Always Assess your Credit - All mortgage lenders use FICO credit scores to determine loan eligibility. The higher your FICO credit score, the better your home loan interest rates. With a score of 650 or above, you're considered a good risk and should have no problem securing a mortgage. If your score is 600 or below, you may want to consider improving it before applying for loans. Remember that mortgage lenders are reluctant to lend money to people spending more than 35% of their gross monthly income on debt.

How Much Are You Borrowing - Many first-time home buyers make the mistake of borrowing as much as their banks or credit unions are willing to offer. While most lenders are comfortable issuing loans worth up to 33 percent of your gross income, many financial planners believe 25 percent is a more prudent number.

Onging Costs - One of the upsides of renting is that when the pipes break or the heater breaks, you can simply call your landlord to have it repaired. As a homeowner, you'll be in charg of these responsibilities. So, before taking out a mortgage be sure to factor in expenses like home improvements, basic maintenance and property taxes.

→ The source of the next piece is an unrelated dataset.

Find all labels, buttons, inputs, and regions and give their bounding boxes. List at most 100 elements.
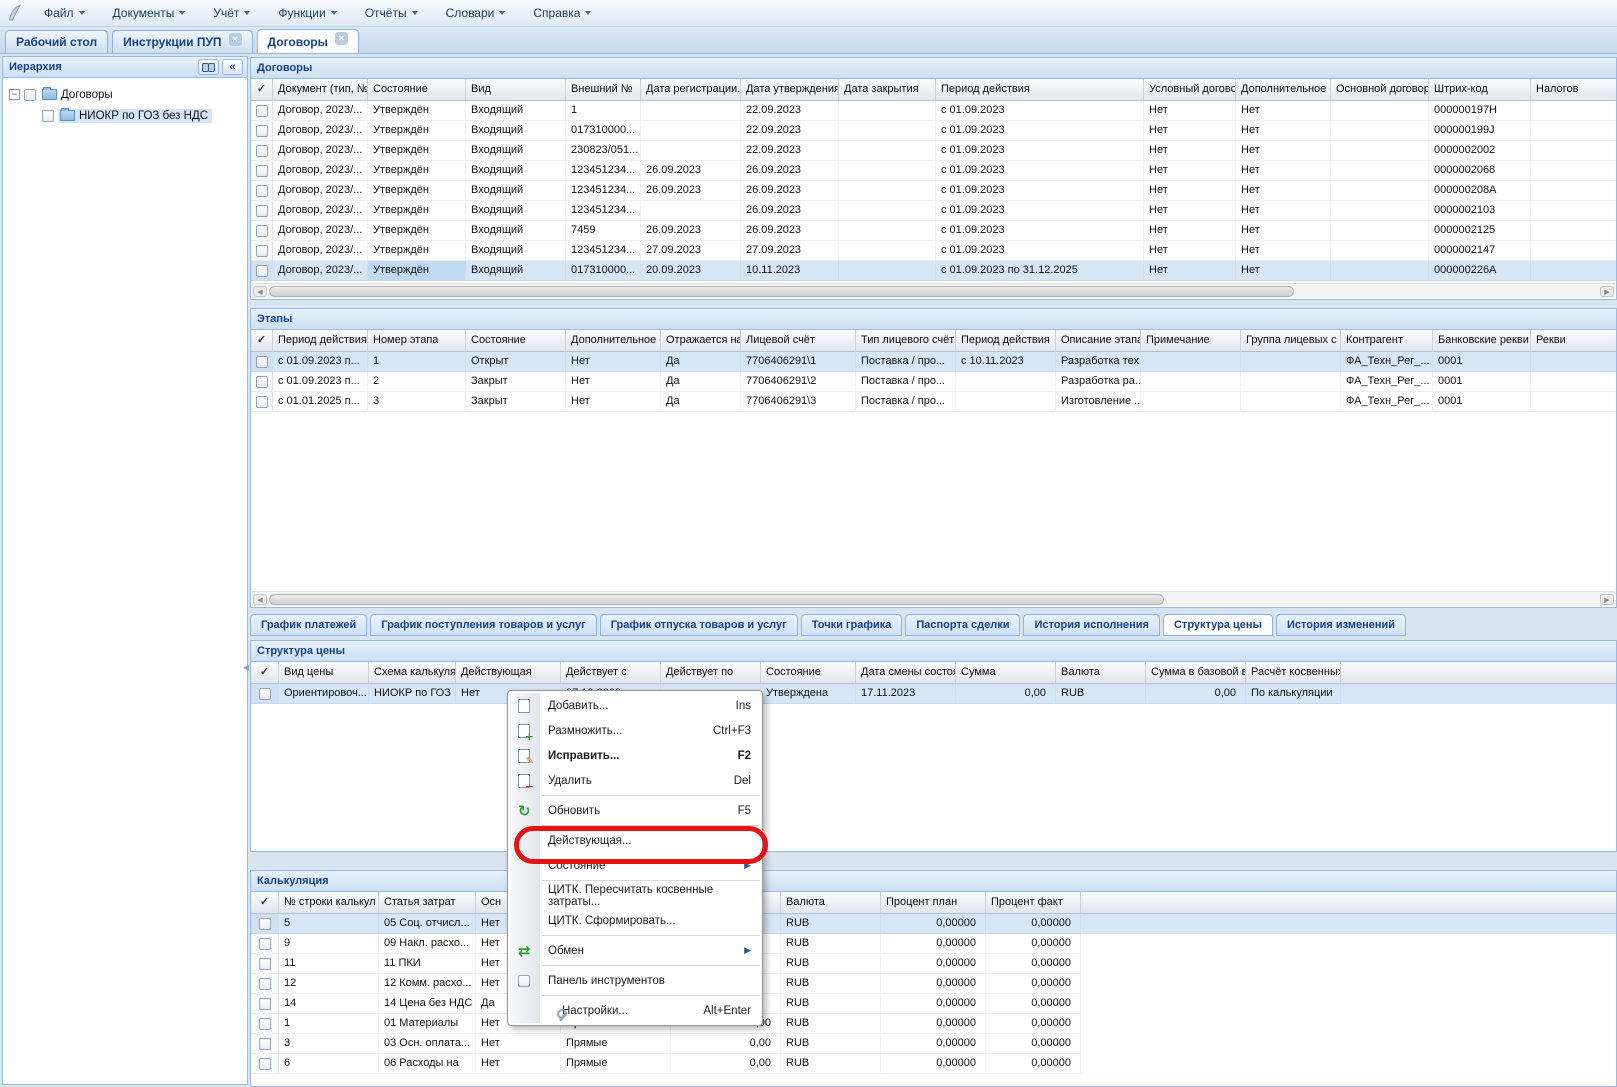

You Must Save - Buying your first home isn't just a matter of bidding on a house and signing on the dotted line. Before you make an offer on a home, be sure to set aside enough money for a home inspection and appraisal. These fees vary from region to region, so ask your real estate agent how much you can expect to pay. And don't forget about closing costs! They generally run you from 3 percent to 6 percent of the cost of the house, according to the National Foundation for Credit and Counseling.